Zu dieser Zeit standen noch die Rapper Maino und Uncle Murda aus dem Vorprogramm auf der Bühne. Die Schießerei löste eine Massenpanik unter den etwa 1.000 Konzertbesuchern aus. Der unbekannte Täter soll zunächst im Backstage-Bereich das Feuer eröffnet haben. Ein 33-jähriger Mann wurde in die Brust getroffen und im Krankenhaus für tot erklärt. Zwei weitere Männer und eine Frau wurden verletzt. Eines der männlichen Opfer ist demnach der Rapper Troy Ave (30), der angeblich als erstes getroffen und am Bein verwundet wurde.
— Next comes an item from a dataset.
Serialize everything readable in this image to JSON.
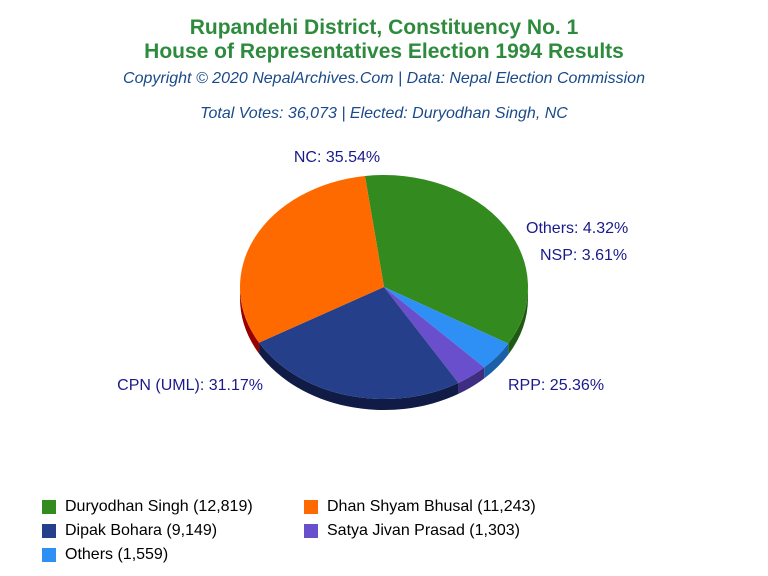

Die verletzte Frau stammt offenbar aus dem Umfeld von Hip-Hop-Star 50 Cent (40, "Candy Shop"), der sie im Krankenhaus besuchte. "Ich bin hier um einen Freund zu unterstützen, sein Mädchen wurde angeschossen", sagte er der 'New York Post'. "Was hier passiert ist, ist nicht gut." Das dritte Opfer soll nach einem Bauchschuss in Lebensgefahr schweben.

 

 

Kurz vor den Schüssen soll im VIP-Bereich der Halle eine Schlägerei ausgebrochen sein. Ob zwischen den Vorfällen ein Zusammenhang besteht, ist noch nicht bekannt. Unklar ist auch, wie der Täter die Waffe in die Konzerthalle bringen konnte - die Besucher wurden vor dem Einlass mit Metalldetektoren kontrolliert. Der Täter soll die Location zusammen mit der fliehenden Menge verlassen und dabei weitere Schüsse abgefeuert haben. Er ist weiterhin auf der Flucht. Laut 'TMZ' kann die Polizei nicht ausschließen, dass es mehrere Schützen gab.

T.I. soll den VIP-Raum verlassen haben, bevor die Schießerei ausbrach. "Was auch immer da los war, er hatte nichts damit zu tun", sagte ein Augenzeuge der 'New York Post'. Der Rapper selbst hat sich zu dem tragischen Vorfall noch nicht öffentlich geäußert.